Nobel Prizes 2025

As usual as I like to do a rundown on the scientific prizes every year because it’s downright criminal how little attention the announcements get. The task is a little easier this year because the discoveries they involve should be straightforward for the layman to understand.

The Physiology or Medicine prize goes to Mary E. Brunkow, Fred Ramsdell and Shimon Sakaguchi for their work on what is now known as regulatory T cells, or tregs for short. Sakaguchi defines this new class of T cells that carry both the CD4 and CD25 proteins on their surface. He showed that T cells with CD25 protect against autoimmune diseases in mice, yet if he removed all of the T cells with CD25 and injected versions with CD4 instead, they developed serious autoimmune diseases. So the mice needed T cells with both types of proteins on their surface.

Brunkow and Ramsdell studied scurfy mice, a strain of mice in which half of the males have an autoimmune disease that gives them scaley and flaky skin and short lives while the females are normal. Reasoning that this was due to mutation in the X chromosome, they searched for the genes responsible. After years of work, they identified and named the gene FOXP3 and also showed that its human equivalent causes the rare autoimmune disease in men.

Sakaguchi along with other researchers then proved that the FOXP3 gene controls the development of tregs. They prevent other T cells from attacking the body’s own tissue. Conversely, cancer cells are able to attract tregs to prevent the immune system from attacking tumors. By adding or removing tregs as needed, modern doctors can then control how active the immune system should be in different circumstances.

The Physics prize goes to John Clarke, Michel H. Devoret and John M. Martinis for proving that quantum effects apply on the macroscopic scale. By now, even laymen should be aware of the weirdness of the quantum realm including phenomena such as quantum tunneling. But most would understand that this applies to the microscopic scale of individual particles. The three winners of this year’s prize showed that charged particles in a superconductor can behave as if they were a single particle and leap across a non-conducting layer.

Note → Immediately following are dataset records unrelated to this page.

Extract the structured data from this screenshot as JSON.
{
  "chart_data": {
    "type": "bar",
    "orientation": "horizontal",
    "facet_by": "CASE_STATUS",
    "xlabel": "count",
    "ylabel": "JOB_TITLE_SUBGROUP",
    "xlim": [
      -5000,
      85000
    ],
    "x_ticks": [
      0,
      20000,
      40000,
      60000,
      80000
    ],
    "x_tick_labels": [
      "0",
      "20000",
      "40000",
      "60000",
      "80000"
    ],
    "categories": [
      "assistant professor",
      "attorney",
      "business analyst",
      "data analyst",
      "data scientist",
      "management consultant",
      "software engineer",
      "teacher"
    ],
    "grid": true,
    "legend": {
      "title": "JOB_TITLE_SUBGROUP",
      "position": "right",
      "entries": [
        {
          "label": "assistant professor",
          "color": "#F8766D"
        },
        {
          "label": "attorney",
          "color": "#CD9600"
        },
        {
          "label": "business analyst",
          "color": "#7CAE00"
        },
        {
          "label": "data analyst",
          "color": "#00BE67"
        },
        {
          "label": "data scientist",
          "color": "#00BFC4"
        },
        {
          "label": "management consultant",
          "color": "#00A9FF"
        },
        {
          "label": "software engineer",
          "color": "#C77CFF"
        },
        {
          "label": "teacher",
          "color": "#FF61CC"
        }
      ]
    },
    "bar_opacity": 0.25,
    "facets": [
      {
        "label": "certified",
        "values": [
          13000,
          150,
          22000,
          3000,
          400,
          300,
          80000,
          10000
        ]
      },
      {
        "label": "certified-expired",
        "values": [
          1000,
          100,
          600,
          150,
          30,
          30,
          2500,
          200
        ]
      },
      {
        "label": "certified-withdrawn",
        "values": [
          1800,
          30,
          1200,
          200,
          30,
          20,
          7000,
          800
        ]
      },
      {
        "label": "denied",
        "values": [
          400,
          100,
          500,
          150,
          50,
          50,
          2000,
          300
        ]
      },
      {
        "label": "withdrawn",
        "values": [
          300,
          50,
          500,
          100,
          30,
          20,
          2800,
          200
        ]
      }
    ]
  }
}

Their experiments used the so-called Josephson junction which previously won the Nobel physics prize in 1973. They had to screen the experimental setup from outside interference and carefully feed weak electrical currents into it. They measured how long it would take for the system to tunnel out of a zero-voltage state and proved that the system had quantized energy levels. Though the voltage levels remain small, it still involves vast numbers of particles, making it a macroscopic phenomenon. Today, it is this discovery that sets the foundations for building quantum computers.

The Chemistry prize goes to Susumu Kitagawa, Richard Robson and Omar M. Yaghi for creating the first metal-organic frameworks (MOF). These are a type of molecular architecture which contain large cavities to hold molecules and have since proven useful in a large variety of applications such as harvesting water from the desert air.

The story begins when Robson was building wooden balls as models of atoms that students could join to form molecules. He needed holes drilled in the balls in specific ways to match the atoms and realized that the positioning of these holes automatically ensured that the molecules that could be built from them had the correct form and structure. Then he built such a structure for real using copper ions and found that they organized themselves into a regular crystalline structure full of cavities.

Kitagawa later had a similar idea, building a two-dimensional structure with cavities. Though the material was dismissed was being useless, he persevered and eventually came up with a three-dimensional structure that could absorb and later release methane, nitrogen and oxygen without changing shape.

Finally Yaghi built two-dimensional structures out of copper or cobalt that could host guest molecules in its spaces. He coined the term MOF and his MOF-5 hides an enormous area inside it. Only a couple of grams of MOF-5 holds an area as big as a football pitch. Today modern versions are made to capture carbon dioxide, water vapor and toxic gases among other applications.

The Economics prize goes to Joel Mokyr, Philippe Aghion and Peter Howitt who showed how economic growth is sustained by technological innovation and the creative destruction in which new and improved processes and products outcompete obsolete ones. This year’s prize is especially notable as Mokyr is known as an economic historian rather than a more usual economist.

He noted that economic growth was almost indiscernible and only really took off after the Industrial Revolution. Mokyr showed that the Scientific Revolution led to reproducible results that when combined with commercial knowledge and a society open to change was what allowed for sustainable economic growth.

Aghion and Howitt meanwhile constructed a mathematical economic model that similarly shows how technological advancement leads to sustained growth. They realized that beneath the surface of a growing economy, countless companies go out of business every year and just as many get started. Even in companies that survive, jobs are continuously being created and destroyed. It is this creative destruction that leads to sustained growth. Their model links together production, R&D, the financial markets and household savings to explain the larger economy.